MACEDONIA - the "Interval"
Macedonia is a region in the south-central part of the Balkan Peninsula, in southeastern Europe.
Demetrios Poliorketes, 294-288 B.C. (son of Antigonos the One-eyed, Demetrios Poliorketes (the 'Besieger') was a romantic character who pursued a colourful career spanning more than three decades. In his earlier years he assisted his father, whose power was centred in Asia Minor, and in 306 he achieved a great naval victory over Ptolemy of Egypt in the battle of Salamis, off the coast of Cyprus. After many vicissitudes he seized the Macedonian throne in 294, and although he reigned for only six years the dynasty which he founded lasted until the end of the Macedonian Kingdom. He died as a captive in Syria in 283 B.C.
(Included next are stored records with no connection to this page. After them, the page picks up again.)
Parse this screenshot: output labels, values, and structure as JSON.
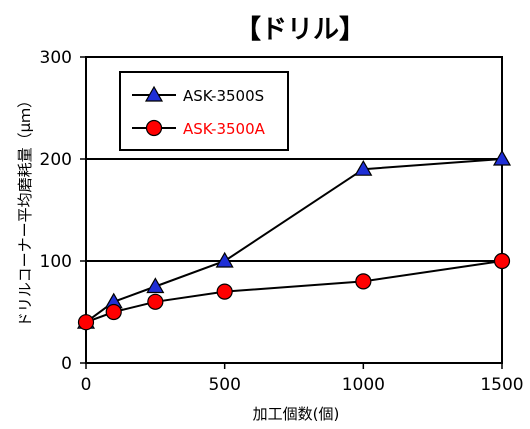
{
  "chart_data": {
    "type": "line",
    "title": "【ドリル】",
    "xlabel": "加工個数(個)",
    "ylabel": "ドリルコーナー平均磨耗量（μｍ）",
    "xlim": [
      0,
      1500
    ],
    "ylim": [
      0,
      300
    ],
    "xticks": [
      0,
      500,
      1000,
      1500
    ],
    "yticks": [
      0,
      100,
      200,
      300
    ],
    "xtick_labels": [
      "0",
      "500",
      "1000",
      "1500"
    ],
    "ytick_labels": [
      "0",
      "100",
      "200",
      "300"
    ],
    "grid": "horizontal",
    "legend_position": "top-left",
    "series": [
      {
        "name": "ASK-3500S",
        "marker": "triangle",
        "marker_color": "#1f2fd6",
        "label_color": "#000000",
        "x": [
          0,
          100,
          250,
          500,
          1000,
          1500
        ],
        "y": [
          40,
          60,
          75,
          100,
          190,
          200
        ]
      },
      {
        "name": "ASK-3500A",
        "marker": "circle",
        "marker_color": "#ff0000",
        "label_color": "#ff0000",
        "x": [
          0,
          100,
          250,
          500,
          1000,
          1500
        ],
        "y": [
          40,
          50,
          60,
          70,
          80,
          100
        ]
      }
    ]
  }
}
Following Demetrios' overthrow by Lysimachos and Pyrrhos, Macedon underwent a decade during which no ruler was able to control the country for any length of time, known as the 'Interval' or Interregnum and lasted 288-277 B.C. Most of the bronze coins issued in this period were anonymous, though a few have the name of Pyrrhos in monogrammatic form. Lysimachos also struck some tetradrachms of his usual type at the Amphipolis mint.
Antigonos Gonatas was the son of Demetrios Poliorketes, and claimed his father's throne after achieving a notable victory over the Gallic invaders in Thrace. The Macedonian kingdom prospered again under his long and enlightened rule, 277-239 B.C.